Monday, August 30, 2010

Ahead of the Curve

Forgive the preening, but sometimes bloggers can be ahead of the curve in covering an important story.

In this particular case, my prescience was not displayed on my blog (what you're reading now) but on my Examiner.com page.

Sunday's Washington Post featured a long article by Rosalind S. Helderman headlined "Virginia ponders losing ABC stores; studies conflict on privatizing liquor sales," in which she cites a study conducted by Duquesne University economist Antony Davies:

A much broader study in Pennsylvania examined 36 years of data from 48 states with varying degrees of alcohol control. It found that private states have lower per-capita alcohol consumption and lower drunken-driving fatalities than states where government controls segments of the industry. It found no significant difference in underage drinking between the two models.

Like the recent Virginia report, it was funded by a foundation that advocates smaller government. But its author has submitted the findings to an academic journal for review, and he defended the results as unbiased.

"The fact is, we can play that game, who gets funded by whom," said Antony Davies, the Duquesne University economist who wrote the report.

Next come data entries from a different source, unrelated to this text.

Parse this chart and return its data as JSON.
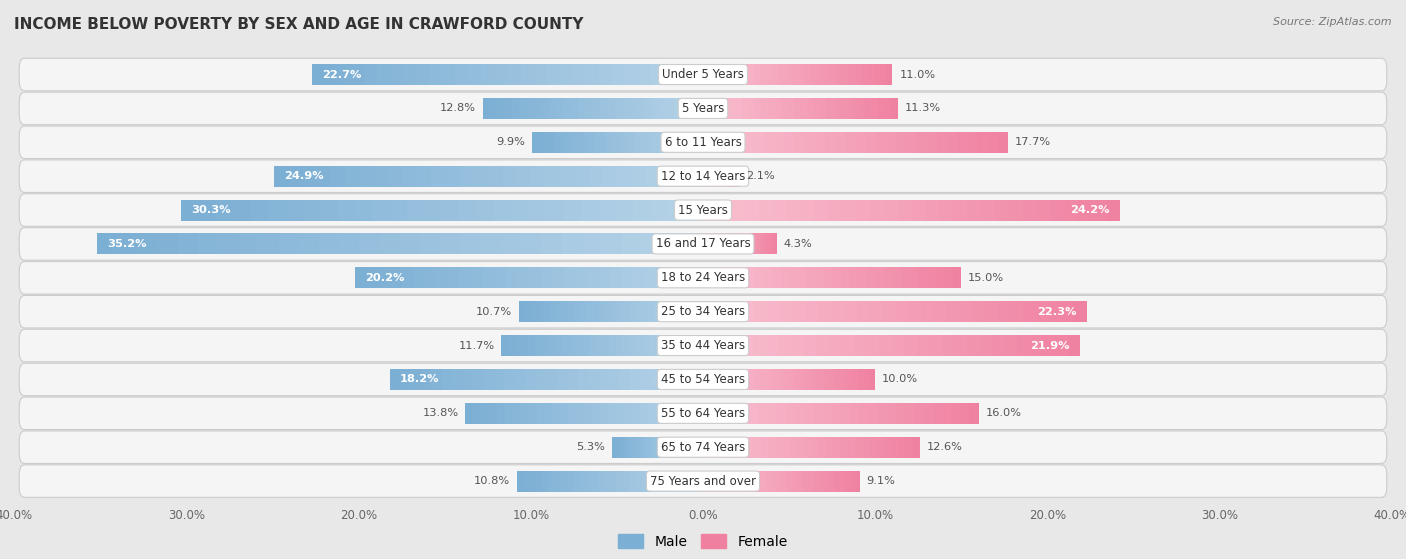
{
  "title": "INCOME BELOW POVERTY BY SEX AND AGE IN CRAWFORD COUNTY",
  "source": "Source: ZipAtlas.com",
  "categories": [
    "Under 5 Years",
    "5 Years",
    "6 to 11 Years",
    "12 to 14 Years",
    "15 Years",
    "16 and 17 Years",
    "18 to 24 Years",
    "25 to 34 Years",
    "35 to 44 Years",
    "45 to 54 Years",
    "55 to 64 Years",
    "65 to 74 Years",
    "75 Years and over"
  ],
  "male": [
    22.7,
    12.8,
    9.9,
    24.9,
    30.3,
    35.2,
    20.2,
    10.7,
    11.7,
    18.2,
    13.8,
    5.3,
    10.8
  ],
  "female": [
    11.0,
    11.3,
    17.7,
    2.1,
    24.2,
    4.3,
    15.0,
    22.3,
    21.9,
    10.0,
    16.0,
    12.6,
    9.1
  ],
  "male_color": "#7bafd4",
  "male_color_light": "#b8d4e8",
  "female_color": "#f080a0",
  "female_color_light": "#f8c0d0",
  "background_color": "#e8e8e8",
  "row_bg_color": "#f5f5f5",
  "row_bg_color_alt": "#ebebeb",
  "xlim": 40.0,
  "bar_height": 0.62,
  "legend_male": "Male",
  "legend_female": "Female",
  "label_threshold": 18
}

"What happens is, we all have to go home, and nobody asks any questions at all. Everybody gets funded by someone," he said. "The better thing to do is to give researchers the benefit of the doubt that they're trying to find truth, and then look at the data and the studies."
Please note that, before the Post ever wrote about Antony Davies, I interviewed him for Examiner.com, and actually quoted him on the substance of his research, rather than about the game critics play about "who gets funded by whom."

Here's an excerpt from that August 5 interview, which I titled "Economist Antony Davies debunks arguments against liquor sale privatization":
A 2009 study he wrote for the Commonwealth Foundation for Public Policy Alternatives (a Pennsylvania think tank) with fellow Duquesne economist John Pulito, resulted in these findings, based on statistics from 1970 through 2006:

“….advocates claim that the social goals of reducing alcohol consumption, underage drinking, and alcohol-related traffic deaths justify controlling wholesale and retail alcohol markets.

“Evidence from 48 states over time shows no link between market controls and these social goals.”

Dr. Davies said in the interview that “we’re not seeing any evidence that greater control leads to better social outcomes.”

There is an exception, however, that Davies pointed out over the telephone: “DUI fatalities are significantly higher in states with more control than states with less control.”

Other factors, however, are different, he said. “If you look at per capita alcohol consumption, there’s no difference as you move from full to moderate to light control.”

Underage Drinking
As to claims that state-owned liquor stores are a better protection against selling alcohol to minors and underage drinking, Davies explained that people think “at a gut level” that private businesses “have an incentive to sell to minors. We see that’s not the case.”

Why not? “If alcohol is sold in the private market, the owner of the store has a profit incentive not to sell to minors, because if he gets caught, he loses his license. He wants to protect his business.”

Davies, who is also a visiting scholar at the Mercatus Center at George Mason University in Northern Virginia, concludes: “If you look at the data, there’s no clear pattern [that emerges showing] that imposing more control reduces underage drinking.”
Note, too, that I specifically name the Commonwealth Foundation while the Post refers to it vaguely as "a foundation that advocates smaller government" (as if that's a bad thing).

Helderman deserves credit for seeking out a free-market economist like Dr. Davies for her story.  But you heard about him from me first -- just like Governor Bob McDonnell telling me that the Post got it wrong in reporting that he was leaning toward selling the ABC system to a single high bidder.